Yes, I know you're right Clean Lines and Punt. I think it's often quite low level stuff they do that would seem petty if I raised it (and DH agrees that it wouldn't be helpful to do so) but yesterday's incident was such an overstepping of the boundaries that I should have seized the opportunity to be more direct. I think I was just a bit and DM clearly thought so too and was telling DF he shouldn't have. I remember once DF changed our broken toilet seat (he'd ask for a job) but didn't get the one we'd asked him to but one that he thought would look better. DH told him he'd just have to take it off and take it back to the shop, which I know was reasonable but I did end up feeling really sorry for DF who looked so crest fallen.

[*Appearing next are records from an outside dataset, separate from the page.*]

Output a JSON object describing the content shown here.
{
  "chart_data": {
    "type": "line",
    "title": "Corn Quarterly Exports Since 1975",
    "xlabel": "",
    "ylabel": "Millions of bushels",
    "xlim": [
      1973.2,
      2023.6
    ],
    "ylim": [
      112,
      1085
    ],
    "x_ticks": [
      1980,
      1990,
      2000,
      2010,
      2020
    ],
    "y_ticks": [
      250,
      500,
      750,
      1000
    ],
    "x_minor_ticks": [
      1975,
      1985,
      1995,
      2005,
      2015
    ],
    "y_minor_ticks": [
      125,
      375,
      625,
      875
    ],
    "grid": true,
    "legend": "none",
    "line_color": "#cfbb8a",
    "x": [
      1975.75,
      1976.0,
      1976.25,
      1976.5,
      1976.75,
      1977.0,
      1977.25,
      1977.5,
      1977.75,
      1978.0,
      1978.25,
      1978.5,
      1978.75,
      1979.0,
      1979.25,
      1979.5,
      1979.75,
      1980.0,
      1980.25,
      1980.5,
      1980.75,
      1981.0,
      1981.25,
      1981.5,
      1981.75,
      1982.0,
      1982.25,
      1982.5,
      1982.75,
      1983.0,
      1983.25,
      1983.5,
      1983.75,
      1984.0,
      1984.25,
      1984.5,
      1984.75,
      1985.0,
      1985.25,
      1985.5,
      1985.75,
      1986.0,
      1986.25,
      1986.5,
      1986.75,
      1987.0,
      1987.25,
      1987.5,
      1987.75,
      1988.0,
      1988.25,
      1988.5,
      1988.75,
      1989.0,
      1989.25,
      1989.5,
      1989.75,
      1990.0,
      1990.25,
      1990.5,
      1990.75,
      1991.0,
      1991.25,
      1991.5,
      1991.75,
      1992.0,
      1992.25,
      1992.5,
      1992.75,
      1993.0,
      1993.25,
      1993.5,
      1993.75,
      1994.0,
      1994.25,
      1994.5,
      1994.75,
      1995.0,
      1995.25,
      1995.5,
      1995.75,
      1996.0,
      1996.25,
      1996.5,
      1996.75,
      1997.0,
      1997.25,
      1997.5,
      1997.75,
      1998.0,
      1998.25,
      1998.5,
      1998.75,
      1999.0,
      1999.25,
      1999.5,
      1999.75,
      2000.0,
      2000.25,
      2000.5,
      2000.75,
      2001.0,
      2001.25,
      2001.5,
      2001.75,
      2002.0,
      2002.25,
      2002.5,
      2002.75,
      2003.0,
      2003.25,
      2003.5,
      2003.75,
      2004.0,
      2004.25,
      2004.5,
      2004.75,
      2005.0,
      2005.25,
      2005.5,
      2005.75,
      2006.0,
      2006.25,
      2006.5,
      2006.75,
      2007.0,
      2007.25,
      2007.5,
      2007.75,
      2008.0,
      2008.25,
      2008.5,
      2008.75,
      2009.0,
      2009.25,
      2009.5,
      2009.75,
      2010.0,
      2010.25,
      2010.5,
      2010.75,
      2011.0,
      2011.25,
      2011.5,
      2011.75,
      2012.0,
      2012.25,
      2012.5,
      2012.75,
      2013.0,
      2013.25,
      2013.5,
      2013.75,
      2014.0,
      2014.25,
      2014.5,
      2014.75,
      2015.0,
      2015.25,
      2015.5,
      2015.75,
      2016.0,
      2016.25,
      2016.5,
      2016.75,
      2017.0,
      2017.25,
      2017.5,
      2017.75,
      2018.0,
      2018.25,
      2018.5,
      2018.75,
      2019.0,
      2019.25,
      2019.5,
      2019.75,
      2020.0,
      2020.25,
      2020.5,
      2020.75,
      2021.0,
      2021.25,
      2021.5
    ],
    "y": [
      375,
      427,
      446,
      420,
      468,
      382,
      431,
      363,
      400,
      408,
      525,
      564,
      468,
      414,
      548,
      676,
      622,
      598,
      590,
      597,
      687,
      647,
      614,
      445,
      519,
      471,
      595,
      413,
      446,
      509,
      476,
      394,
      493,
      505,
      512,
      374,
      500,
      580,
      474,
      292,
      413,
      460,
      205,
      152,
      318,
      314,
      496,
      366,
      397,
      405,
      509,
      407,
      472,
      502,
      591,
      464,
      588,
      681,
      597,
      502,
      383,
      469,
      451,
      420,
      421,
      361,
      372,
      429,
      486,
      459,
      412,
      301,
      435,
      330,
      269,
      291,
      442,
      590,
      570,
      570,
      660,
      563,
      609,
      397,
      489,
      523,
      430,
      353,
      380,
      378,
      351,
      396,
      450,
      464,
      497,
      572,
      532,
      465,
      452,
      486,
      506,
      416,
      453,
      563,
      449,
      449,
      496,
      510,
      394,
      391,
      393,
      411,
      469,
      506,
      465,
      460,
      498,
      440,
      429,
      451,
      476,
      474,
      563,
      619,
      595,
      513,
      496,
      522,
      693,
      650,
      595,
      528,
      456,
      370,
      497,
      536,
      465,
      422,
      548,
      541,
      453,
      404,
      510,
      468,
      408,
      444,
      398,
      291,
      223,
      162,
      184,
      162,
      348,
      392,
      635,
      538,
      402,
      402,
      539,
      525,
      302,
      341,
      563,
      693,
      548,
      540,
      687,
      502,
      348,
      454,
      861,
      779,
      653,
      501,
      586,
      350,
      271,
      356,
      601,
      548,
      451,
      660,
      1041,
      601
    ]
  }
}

I remember once DF changed our broken toilet seat (he'd ask for a job) but didn't get the one we'd asked him to but one that he thought would look better.
The switcharound version of this was the thread where the MIL chose some new bedsheets and put them on her son/DIL's bed because she thought they'd look nicer than the ones they currently had. Does anyone remember that one?
Sorry, you're going to have to have a difficult conversation with your parents.
Oh, bless your DF! Clearly so keen to be helpful! If I were you I might try getting him to do similar jobs in the future, but with absolutely no wiggle room or opportunity for the use of initiative. Eg "Here, DF, it would be a big help if you could put this picture up for us. There is no need even to go to B&Q as here is the picture, here are the fixings, here are the tools and here is the exact spot on the wall where we want it going. If you have any problems, please come and ask me or DH BEFORE you do anything different. I'll bring you a cup of tea in a few minutes and see how you're getting on".
Also, a cheer for your DH for being sensible about just letting some of the smaller things slide. He sounds great.